Madden’s research in Vermont was primarily focused on the economic variables that may influence the behavior of cigarette smokers, but eventually led to additional studies on impulsivity in human substance abusers, such as heroin users. He continued similar research in 1998 after becoming an assistant professor at the University of Wisconsin-Eau Claire, where he spent eight years before taking a faculty position in the the Department of Applied Behavioral Science at the University of Kansas. 
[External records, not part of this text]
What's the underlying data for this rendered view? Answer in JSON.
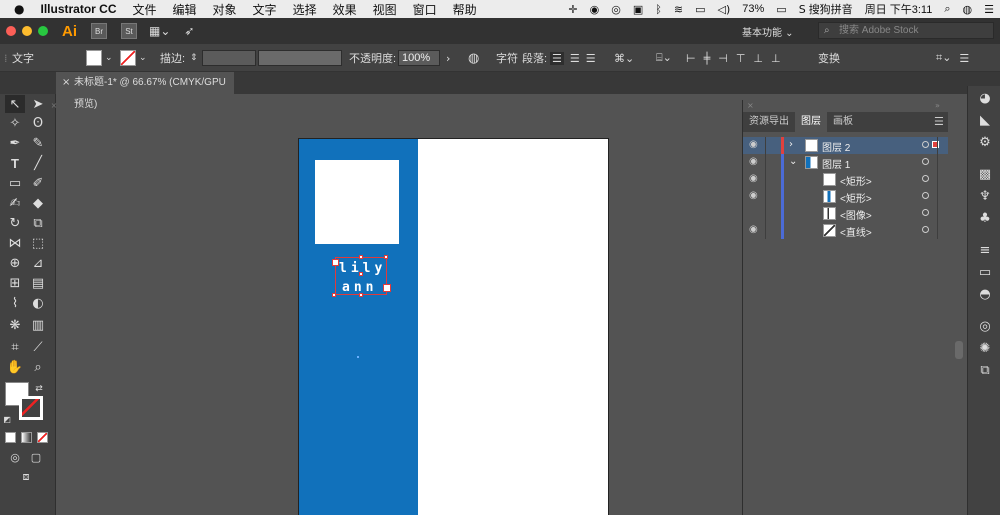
{
  "menubar": {
    "apple": "",
    "app_name": "Illustrator CC",
    "items": [
      "文件",
      "编辑",
      "对象",
      "文字",
      "选择",
      "效果",
      "视图",
      "窗口",
      "帮助"
    ],
    "battery": "73%",
    "input_method": "搜狗拼音",
    "clock": "周日 下午3:11"
  },
  "appbar": {
    "logo": "Ai",
    "bridge": "Br",
    "stock_app": "St",
    "workspace": "基本功能",
    "search_placeholder": "搜索 Adobe Stock"
  },
  "control": {
    "tool_label": "文字",
    "stroke_label": "描边:",
    "opacity_label": "不透明度:",
    "opacity_value": "100%",
    "char_label": "字符",
    "para_label": "段落:",
    "transform_label": "变换"
  },
  "document": {
    "tab_title": "未标题-1* @ 66.67% (CMYK/GPU 预览)"
  },
  "canvas": {
    "text_line1": "lily",
    "text_line2": "ann",
    "colors": {
      "blue": "#1171bb",
      "white": "#ffffff",
      "selection": "#e23a3a"
    }
  },
  "layers_panel": {
    "tabs": [
      "资源导出",
      "图层",
      "画板"
    ],
    "active_tab": "图层",
    "rows": [
      {
        "name": "图层 2",
        "expander": "›",
        "visible": true,
        "selected": true
      },
      {
        "name": "图层 1",
        "expander": "⌄",
        "visible": true,
        "selected": false
      },
      {
        "name": "<矩形>",
        "visible": true
      },
      {
        "name": "<矩形>",
        "visible": true
      },
      {
        "name": "<图像>",
        "visible": false
      },
      {
        "name": "<直线>",
        "visible": true
      }
    ]
  }
}
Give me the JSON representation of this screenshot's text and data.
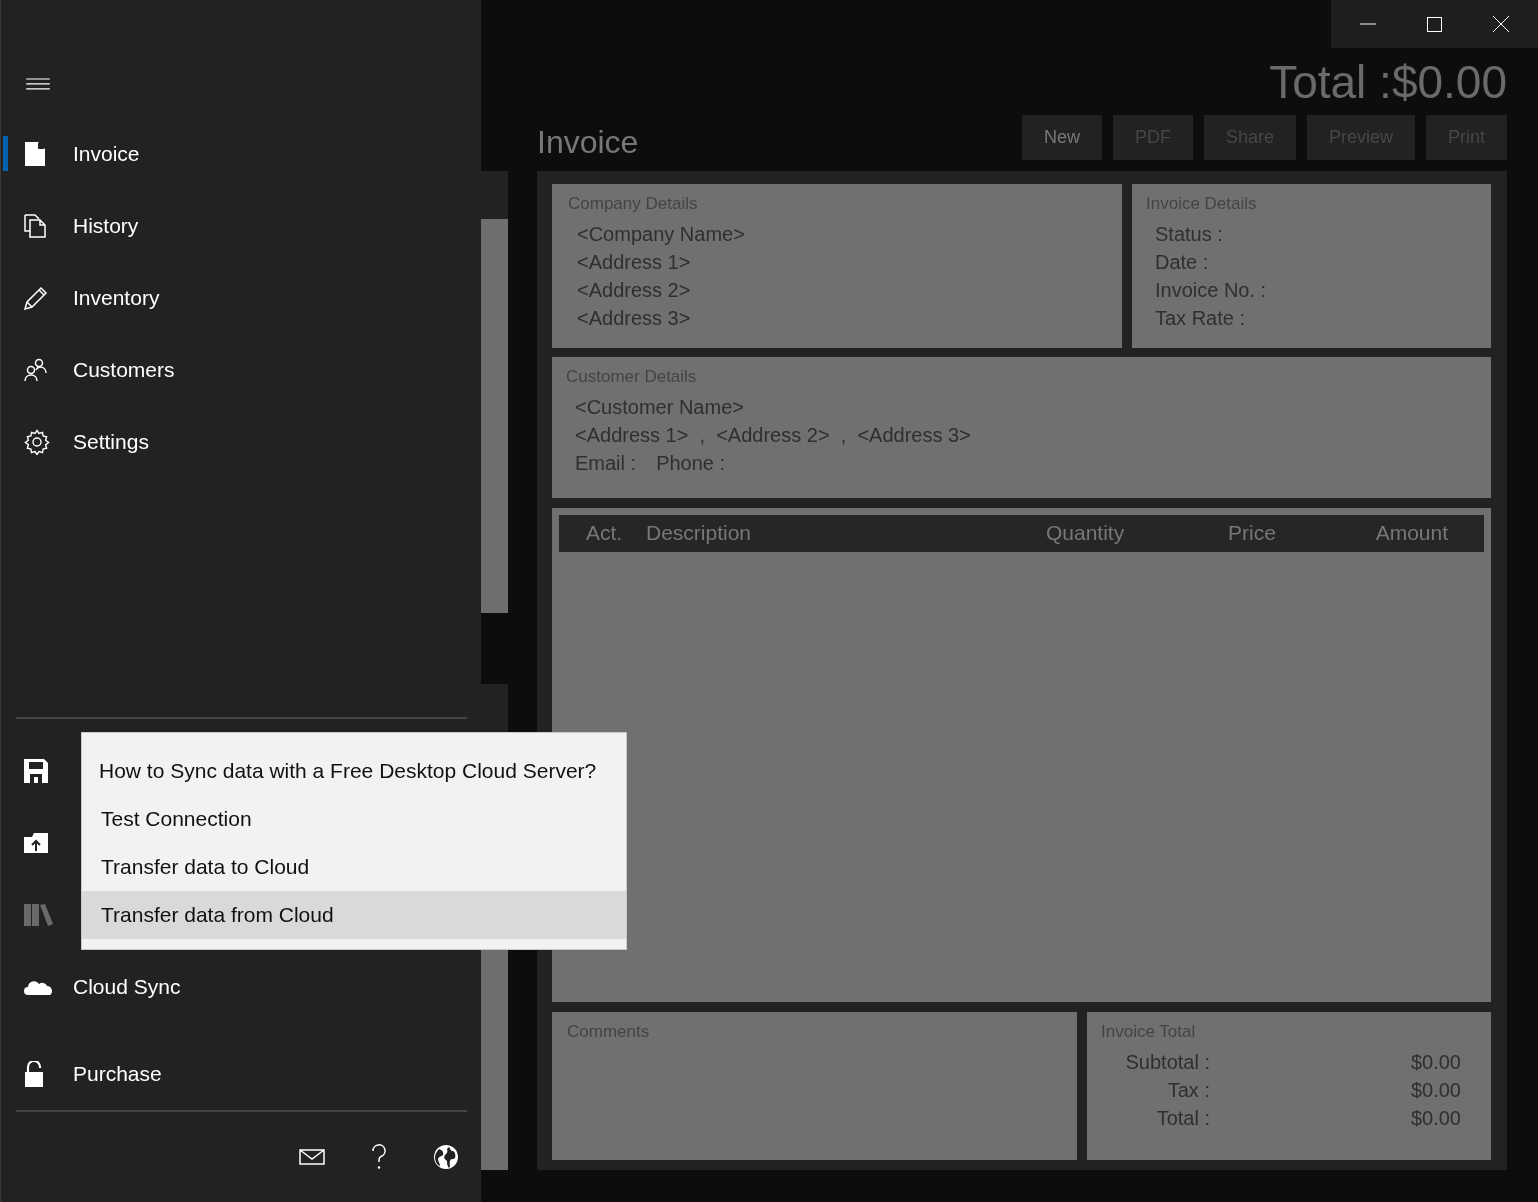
{
  "sidebar": {
    "nav_items": [
      {
        "label": "Invoice",
        "selected": true
      },
      {
        "label": "History",
        "selected": false
      },
      {
        "label": "Inventory",
        "selected": false
      },
      {
        "label": "Customers",
        "selected": false
      },
      {
        "label": "Settings",
        "selected": false
      }
    ],
    "bottom_items": [
      {
        "disabled": false
      },
      {
        "disabled": false
      },
      {
        "disabled": true
      },
      {
        "label": "Cloud Sync",
        "disabled": false
      }
    ],
    "purchase": {
      "label": "Purchase"
    },
    "cloud_menu": [
      {
        "label": "How to Sync data with a Free Desktop Cloud Server?",
        "selected": false
      },
      {
        "label": "Test Connection",
        "selected": false
      },
      {
        "label": "Transfer data to Cloud",
        "selected": false
      },
      {
        "label": "Transfer data from Cloud",
        "selected": true
      }
    ]
  },
  "header": {
    "total": "Total :$0.00",
    "title": "Invoice",
    "buttons": [
      {
        "label": "New",
        "disabled": false
      },
      {
        "label": "PDF",
        "disabled": true
      },
      {
        "label": "Share",
        "disabled": true
      },
      {
        "label": "Preview",
        "disabled": true
      },
      {
        "label": "Print",
        "disabled": true
      }
    ]
  },
  "company_details": {
    "title": "Company Details",
    "lines": [
      "<Company Name>",
      "<Address 1>",
      "<Address 2>",
      "<Address 3>"
    ]
  },
  "invoice_details": {
    "title": "Invoice Details",
    "fields": [
      "Status :",
      "Date :",
      "Invoice No. :",
      "Tax Rate :"
    ]
  },
  "customer_details": {
    "title": "Customer Details",
    "name": "<Customer Name>",
    "address": "<Address 1>  ,  <Address 2>  ,  <Address 3>",
    "email": "Email :",
    "phone": "Phone :"
  },
  "items_table": {
    "columns": [
      "Act.",
      "Description",
      "Quantity",
      "Price",
      "Amount"
    ]
  },
  "comments": {
    "title": "Comments"
  },
  "invoice_total": {
    "title": "Invoice Total",
    "rows": [
      {
        "label": "Subtotal :",
        "value": "$0.00"
      },
      {
        "label": "Tax :",
        "value": "$0.00"
      },
      {
        "label": "Total :",
        "value": "$0.00"
      }
    ]
  }
}
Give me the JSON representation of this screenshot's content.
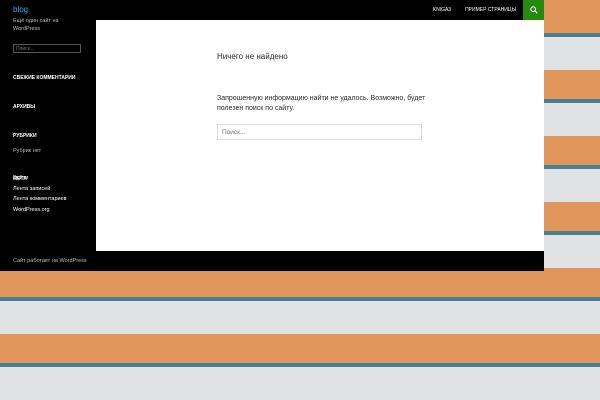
{
  "header": {
    "site_title": "blog",
    "nav": [
      "KNIGA3",
      "Пример страницы"
    ]
  },
  "sidebar": {
    "tagline": "Ещё один сайт на WordPress",
    "search_placeholder": "Поиск...",
    "widgets": {
      "recent_comments": "Свежие комментарии",
      "archives": "Архивы",
      "categories": "Рубрики",
      "categories_text": "Рубрик нет",
      "meta": "Мета",
      "meta_links": [
        "Войти",
        "Лента записей",
        "Лента комментариев",
        "WordPress.org"
      ]
    }
  },
  "content": {
    "title": "Ничего не найдено",
    "text": "Запрошенную информацию найти не удалось. Возможно, будет полезен поиск по сайту.",
    "search_placeholder": "Поиск..."
  },
  "footer": {
    "text": "Сайт работает на WordPress"
  },
  "colors": {
    "accent": "#24890d",
    "link": "#29aae1",
    "stripe_orange": "#e0955a",
    "stripe_blue": "#4a7e93",
    "stripe_gray": "#e1e2e3"
  }
}
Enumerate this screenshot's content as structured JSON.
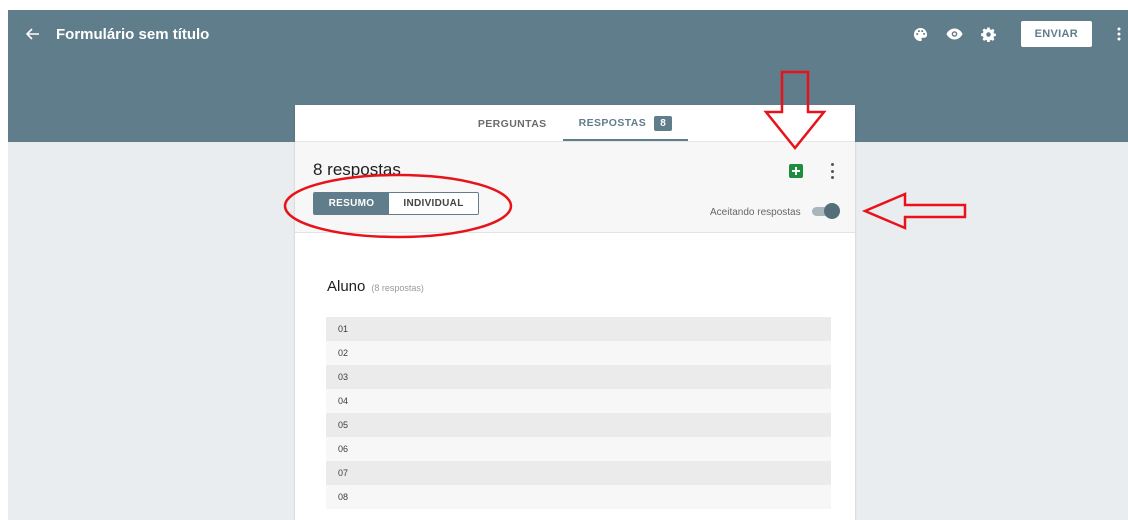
{
  "header": {
    "title": "Formulário sem título",
    "send_label": "ENVIAR",
    "background": "#607d8b"
  },
  "tabs": [
    {
      "label": "PERGUNTAS"
    },
    {
      "label": "RESPOSTAS",
      "badge": "8",
      "active": true
    }
  ],
  "responses": {
    "title": "8 respostas",
    "view_toggle": {
      "summary": "RESUMO",
      "individual": "INDIVIDUAL",
      "selected": "RESUMO"
    },
    "accepting_label": "Aceitando respostas",
    "accepting": true
  },
  "question": {
    "title": "Aluno",
    "count": "(8 respostas)",
    "answers": [
      "01",
      "02",
      "03",
      "04",
      "05",
      "06",
      "07",
      "08"
    ]
  },
  "colors": {
    "accent": "#607d8b",
    "sheets_green": "#1e8e3e",
    "annotation_red": "#e8131a"
  },
  "icons": [
    "arrow-back-icon",
    "palette-icon",
    "eye-icon",
    "gear-icon",
    "more-vert-icon",
    "sheets-icon"
  ]
}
During his five years in Lawrence, Madden received a grant from the National Institute on Drug Abuse to study methods of helping to reduce impulsive decision making in drug addicts, as well as other people with compulsive behaviors, such as gamblers. He brought that NIDA grant to Utah State when he came in 2010, and much of his current research continues to be centered around learning more about impulsive behavior and delayed gratification. 

In addition, through a collaboration with Heidi Wengreen in the Department of Nutrition, Dietetics, & Food Sciences, Madden helped develop a program called FIT Game. Designed to help encourage healthier eating habits in schoolchildren, FIT Game provides virtual incentives for kids to eat fruits and vegetables. 

“That was a little bit of my wheelhouse,” Madden admits. “… But it does tie into impulsive decision making, as well, if you think about the food choices children make. One of the foods tastes good now – that’s kind of the impulsive choice – while another food might not taste good now, but it has all of these health benefits in the future. 

“Of course, the future for a children is 30 or 40 years away, so that outcome doesn’t affect behavior at all, and that’s why they tend to prefer the food that are not nearly as good for you because they taste a lot better right now. … And so if you want to get the kids to make better decisions now that are going to have all these benefits in their future, then you’re going to have to give them some kind of a reason to do that now. And that reason to do it now is all these kinds of virtual incentives that we arrange in the game.”

Madden says he continues to love to work with graduate students – as well as undergraduate students – in his laboratory, and that he’s been able to publish more research than he ever thought possible during his time at Utah State University. 

“The intellectual environment here is just substantially better, so I’m growing as a scientist every time I walk into the doors here,” says Madden, whose career research grants totaled more than $4.5 million. “I’m growing as a scientist, and I continue to learn new things. I’m exposed to articles that I otherwise would not have read had I not interacted with the scientists that are here.

“… I love everything about this place. I can’t imagine being at another university.”